Penulis: Alif Arrafi Wahyudi, Mahasiswa Universitas Mulawarman
PNBP atau Penerimaan Negara Bukan Pajak adalah instrumen atau alat yang dimiliki negara untuk memaksimalkan pendapatan negara selain dari pajak. Sebagian besar orang akan berpikir bahwa pendapatan negara hanya berasal dari pajak saja tetapi ada pendapatan yang berasal dari bukan pajak yaitu PNBP. Dapat digambarkan dalam kehidupan bahwa PNBP seperti uang sangu yang diberikan orang tua kepada anaknya. Sementara pajak merupakan gaji pokok utama yang menjadi penghasilan utama si anak. Dikutip dari beberapa sumber yang menjadi rujukan, penerimaan negara bukan pajak menyumbang pendapatan yang cukup besar untuk Negara Indonesia walaupun sangat jauh dibandingkan dengan pajak.

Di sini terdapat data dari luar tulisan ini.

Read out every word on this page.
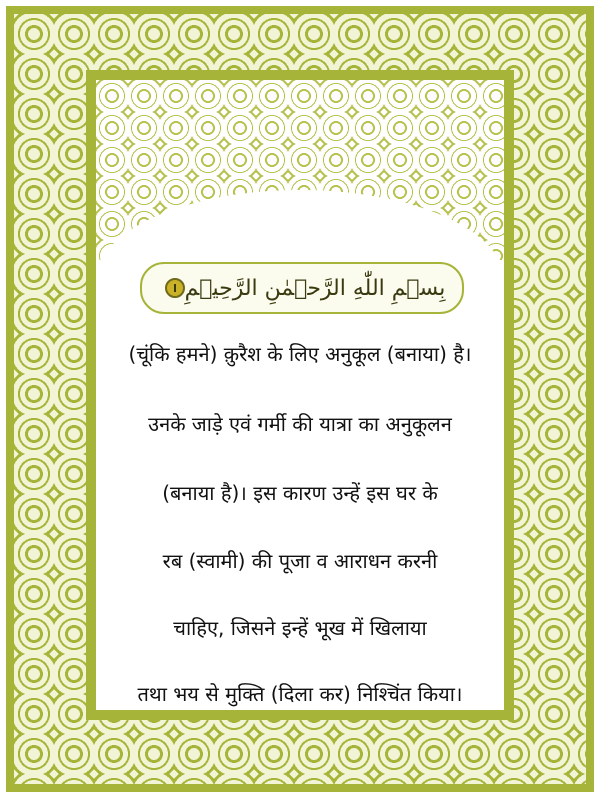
بِسۡمِ اللّٰهِ الرَّحۡمٰنِ الرَّحِيۡمِ
(चूंकि हमने) क़ुरैश के लिए अनुकूल (बनाया) है।
उनके जाड़े एवं गर्मी की यात्रा का अनुकूलन
(बनाया है)। इस कारण उन्हें इस घर के
रब (स्वामी) की पूजा व आराधन करनी
चाहिए, जिसने इन्हें भूख में खिलाया
तथा भय से मुक्ति (दिला कर) निश्चिंत किया।
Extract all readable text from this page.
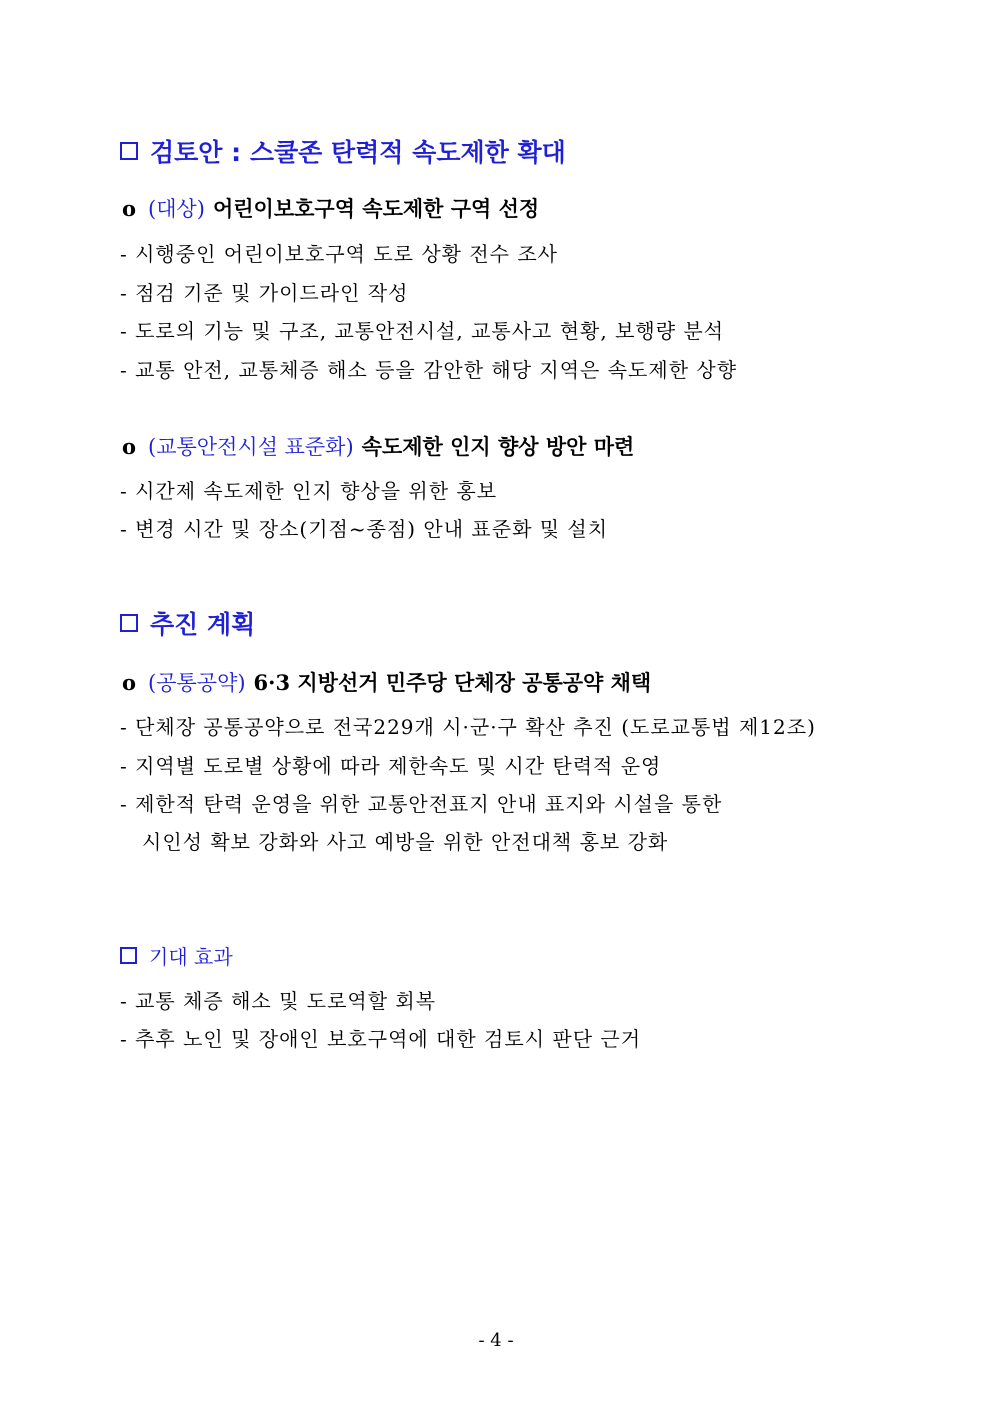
검토안 : 스쿨존 탄력적 속도제한 확대
o (대상) 어린이보호구역 속도제한 구역 선정
- 시행중인 어린이보호구역 도로 상황 전수 조사
- 점검 기준 및 가이드라인 작성
- 도로의 기능 및 구조, 교통안전시설, 교통사고 현황, 보행량 분석
- 교통 안전, 교통체증 해소 등을 감안한 해당 지역은 속도제한 상향
o (교통안전시설 표준화) 속도제한 인지 향상 방안 마련
- 시간제 속도제한 인지 향상을 위한 홍보
- 변경 시간 및 장소(기점~종점) 안내 표준화 및 설치
추진 계획
o (공통공약) 6·3 지방선거 민주당 단체장 공통공약 채택
- 단체장 공통공약으로 전국229개 시·군·구 확산 추진 (도로교통법 제12조)
- 지역별 도로별 상황에 따라 제한속도 및 시간 탄력적 운영
- 제한적 탄력 운영을 위한 교통안전표지 안내 표지와 시설을 통한
시인성 확보 강화와 사고 예방을 위한 안전대책 홍보 강화
기대 효과
- 교통 체증 해소 및 도로역할 회복
- 추후 노인 및 장애인 보호구역에 대한 검토시 판단 근거
- 4 -
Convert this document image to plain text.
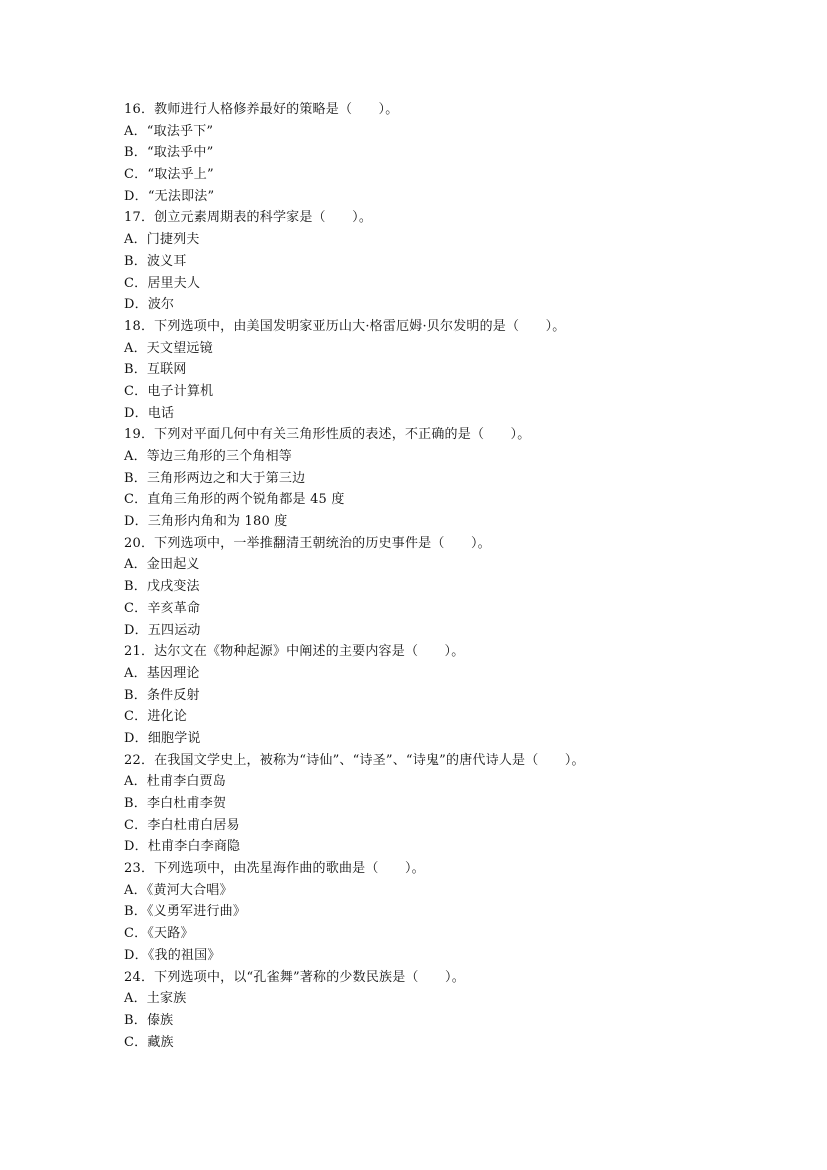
16．教师进行人格修养最好的策略是（　　）。
A．“取法乎下”
B．“取法乎中”
C．“取法乎上”
D．“无法即法”
17．创立元素周期表的科学家是（　　）。
A．门捷列夫
B．波义耳
C．居里夫人
D．波尔
18．下列选项中，由美国发明家亚历山大·格雷厄姆·贝尔发明的是（　　）。
A．天文望远镜
B．互联网
C．电子计算机
D．电话
19．下列对平面几何中有关三角形性质的表述，不正确的是（　　）。
A．等边三角形的三个角相等
B．三角形两边之和大于第三边
C．直角三角形的两个锐角都是 45 度
D．三角形内角和为 180 度
20．下列选项中，一举推翻清王朝统治的历史事件是（　　）。
A．金田起义
B．戊戌变法
C．辛亥革命
D．五四运动
21．达尔文在《物种起源》中阐述的主要内容是（　　）。
A．基因理论
B．条件反射
C．进化论
D．细胞学说
22．在我国文学史上，被称为“诗仙”、“诗圣”、“诗鬼”的唐代诗人是（　　）。
A．杜甫李白贾岛
B．李白杜甫李贺
C．李白杜甫白居易
D．杜甫李白李商隐
23．下列选项中，由冼星海作曲的歌曲是（　　）。
A．《黄河大合唱》
B．《义勇军进行曲》
C．《天路》
D．《我的祖国》
24．下列选项中，以“孔雀舞”著称的少数民族是（　　）。
A．土家族
B．傣族
C．藏族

Pada tahun 2025, target PNBP pada APBN 2025 mencapai Rp 513,6 triliun yang dimana lebih tinggi dari tahun sebelumnya yang mencapai Rp 492 triliun. PNBP kita masih didominasi oleh sektor SDA baik migas maupun non migas. Pada Mei 2025, PNBP pada sektor migas telah menyumbang Rp 39,8 triliun atau sekitar 32,9% dari target APBN 2025 dan sektor non migas menyumbang Rp 46,3 triliun atau 47,7% dari target APBN 2025. PNBP pada sektor SDA non migas tersebut didominasi oleh eksploitasi sektor pertambangan seperti nikel, batu bara dan emas. Kemudian pada sektor kehutanan didominasi oleh eksploitasi pemanfaatan kayu. Sementara itu pada sektor migas didominasi oleh pendapatan minyak bumi dan gas bumi. Tetapi pada tahun 2025 ini, realisasi PNBP kita yang berasal dari sektor SDA migas turun dari tahun sebelumnya. Hal ini dipengaruhi oleh faktor eksternal berupa harga minyak dunia yang sedang turun.
Dapat dipungkiri bahwa PNBP merupakan instrumen kedua yang dimiliki negara untuk memaksimalkan pendapatannya. Seperti yang telah disebutkan, PNBP negara kita didominasi oleh sektor sumber daya alam yang tidak terbarukan, tentunya perlu ada pengelolaan yang bijak mengenai eksploitasi sumber daya alam tersebut agar tidak dieksploitasi secara berlebihan. Karena hal itulah saya ingin menyoroti PNBP negara kita yang masih sangat ketergantungan pada sektor SDA yang tidak terbarukan seperti pertambangan dan migas. Hal ini tentunya menjadi dilema bagi keberlanjutan lingkungan kedepannya. Disaat negara lain memfokuskan pada sektor manufaktur dan barang jadi sebagai pendapatan utamanya, Indonesia masih bergantung pada sektor SDA sebagai pendapatan utama PNBP yang mana ini menunjukkan bahwa Indonesia masih terjebak pada stigmatisasi negara dunia ke-3 atau negara berkembang. Selain karena masalah lingkungan yang nantinya akan berdampak, negara kita masih belum serius untuk mengoptimalkan pendapatan dari hilirisasi yang “dijual” oleh pemerintah sebagai komitmennya yang tertuang pada asta cita Presiden Prabowo nomor 5 terkait hilirisasi. Hilirisasi yang digaungkan diharapkan bukan hanya sebatas janji politik belaka untuk menenangkan masyarakat agar Indonesia menjadi negara maju, tetapi perlu adanya komitmen dan kerja keras pemerintah untuk mewujudkannya. Dan sampai saat ini, belum ada wujud nyata dari pemerintah untuk mewujudkannya. Semoga dengan pergantian menteri yang baru, dapat merubah apa yang menjadi koreksi, dan komitmen terhadap apa yang sudah direncanakan.